Church bells were used to mark time, and announce major events like the death of the king and probably a few others. Those are information content - but of course very limited. The bells weren't for entertainment (although I enjoy hearing those massive gongs, and church bells often appear in recorded music).

It's a bit hard for me to imagine drums working in medieval Europe. I don't think they would propagate as well as the sound of church bells. Heck, I could identify church bells from miles away, nothing else carries like that. Outdoor concerts don't seem to carry far at all, for example.

>I don't think they would propagate as well as the sound of church bells. Heck, I could identify church bells from miles away, nothing else carries like that.

As with most discussions, the nuance matters. Anecdotal evidence is trumped by science.

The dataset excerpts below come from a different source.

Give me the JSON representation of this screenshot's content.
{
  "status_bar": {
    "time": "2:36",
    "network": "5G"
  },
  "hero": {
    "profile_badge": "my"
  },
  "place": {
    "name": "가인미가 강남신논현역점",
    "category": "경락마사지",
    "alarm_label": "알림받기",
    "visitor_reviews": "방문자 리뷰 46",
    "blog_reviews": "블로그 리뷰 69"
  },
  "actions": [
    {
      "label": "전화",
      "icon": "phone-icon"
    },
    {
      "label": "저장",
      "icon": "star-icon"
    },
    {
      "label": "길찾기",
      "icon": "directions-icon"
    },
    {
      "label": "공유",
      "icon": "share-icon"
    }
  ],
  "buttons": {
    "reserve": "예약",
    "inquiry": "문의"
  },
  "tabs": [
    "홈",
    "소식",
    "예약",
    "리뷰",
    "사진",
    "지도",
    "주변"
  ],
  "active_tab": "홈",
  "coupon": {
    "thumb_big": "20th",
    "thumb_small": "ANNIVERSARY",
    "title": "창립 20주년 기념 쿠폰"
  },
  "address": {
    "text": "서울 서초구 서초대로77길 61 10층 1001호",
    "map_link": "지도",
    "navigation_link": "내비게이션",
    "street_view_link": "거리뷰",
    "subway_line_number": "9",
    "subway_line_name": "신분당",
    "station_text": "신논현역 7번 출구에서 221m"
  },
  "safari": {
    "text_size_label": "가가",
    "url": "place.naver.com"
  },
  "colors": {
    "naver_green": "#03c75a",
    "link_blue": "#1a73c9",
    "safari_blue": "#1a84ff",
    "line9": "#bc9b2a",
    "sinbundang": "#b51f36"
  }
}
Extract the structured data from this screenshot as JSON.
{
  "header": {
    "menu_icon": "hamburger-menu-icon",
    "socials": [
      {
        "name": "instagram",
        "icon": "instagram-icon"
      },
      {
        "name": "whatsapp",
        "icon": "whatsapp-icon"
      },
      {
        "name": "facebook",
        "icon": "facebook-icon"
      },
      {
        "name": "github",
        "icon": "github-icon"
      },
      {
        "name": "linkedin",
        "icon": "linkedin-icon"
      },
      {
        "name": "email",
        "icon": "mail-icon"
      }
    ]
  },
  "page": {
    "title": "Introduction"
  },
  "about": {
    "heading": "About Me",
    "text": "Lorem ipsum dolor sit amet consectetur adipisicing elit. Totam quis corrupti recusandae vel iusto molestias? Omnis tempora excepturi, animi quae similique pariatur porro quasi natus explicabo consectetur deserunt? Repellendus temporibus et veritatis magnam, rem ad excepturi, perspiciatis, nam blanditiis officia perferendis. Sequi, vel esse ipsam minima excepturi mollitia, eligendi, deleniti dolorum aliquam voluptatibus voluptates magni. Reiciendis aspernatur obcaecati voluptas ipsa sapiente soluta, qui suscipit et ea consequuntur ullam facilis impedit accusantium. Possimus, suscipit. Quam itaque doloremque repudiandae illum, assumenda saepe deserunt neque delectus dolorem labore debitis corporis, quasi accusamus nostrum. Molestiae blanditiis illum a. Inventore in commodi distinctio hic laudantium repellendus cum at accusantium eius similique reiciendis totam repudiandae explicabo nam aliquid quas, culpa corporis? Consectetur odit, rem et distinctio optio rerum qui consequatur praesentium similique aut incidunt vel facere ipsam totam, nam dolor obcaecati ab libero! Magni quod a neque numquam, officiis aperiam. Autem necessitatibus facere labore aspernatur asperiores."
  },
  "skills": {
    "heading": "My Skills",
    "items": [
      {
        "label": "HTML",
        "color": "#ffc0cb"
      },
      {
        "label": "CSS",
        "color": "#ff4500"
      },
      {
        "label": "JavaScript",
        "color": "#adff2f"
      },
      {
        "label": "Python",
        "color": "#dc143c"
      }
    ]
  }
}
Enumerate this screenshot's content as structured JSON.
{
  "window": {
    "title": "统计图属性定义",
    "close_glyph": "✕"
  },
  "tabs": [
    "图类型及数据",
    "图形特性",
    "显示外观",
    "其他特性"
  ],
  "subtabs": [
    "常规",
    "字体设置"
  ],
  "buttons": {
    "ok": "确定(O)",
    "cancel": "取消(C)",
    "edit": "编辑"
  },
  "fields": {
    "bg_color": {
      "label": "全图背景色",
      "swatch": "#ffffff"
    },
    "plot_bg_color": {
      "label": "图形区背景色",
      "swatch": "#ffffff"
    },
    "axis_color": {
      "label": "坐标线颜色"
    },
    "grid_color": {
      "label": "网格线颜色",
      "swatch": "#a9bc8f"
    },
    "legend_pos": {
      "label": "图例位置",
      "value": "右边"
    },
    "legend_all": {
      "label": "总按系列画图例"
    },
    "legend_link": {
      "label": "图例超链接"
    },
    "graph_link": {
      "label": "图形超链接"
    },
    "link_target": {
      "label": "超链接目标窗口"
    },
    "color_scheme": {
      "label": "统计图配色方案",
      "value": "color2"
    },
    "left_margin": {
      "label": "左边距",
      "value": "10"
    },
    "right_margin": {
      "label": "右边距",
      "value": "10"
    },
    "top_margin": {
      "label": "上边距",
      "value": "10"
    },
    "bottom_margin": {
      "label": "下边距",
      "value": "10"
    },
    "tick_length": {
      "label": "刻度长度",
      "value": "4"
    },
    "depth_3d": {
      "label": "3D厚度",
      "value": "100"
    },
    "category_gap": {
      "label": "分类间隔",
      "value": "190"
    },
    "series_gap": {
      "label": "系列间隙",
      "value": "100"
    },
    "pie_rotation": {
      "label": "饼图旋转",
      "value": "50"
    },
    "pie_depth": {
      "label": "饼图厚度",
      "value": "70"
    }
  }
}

Drums tend to have lower frequencies than church bells. All else equal, lower frequencies generally travel farther because they have longer wavelengths (less diffraction means they can go around objects better), less attenuation, and less absorption.

As an example of the application of low frequency long distance communication in nature, elephants use sub-sonic (to humans) frequencies to communicate many kilometers away.

That's true! The king's death is a message!

Generally lower frequency sounds are less attenuated by air, and they diffract better around obstacles, and drums are better at producing low-frequency sounds. So I'd think that drums would carry better than bells over many kilometers.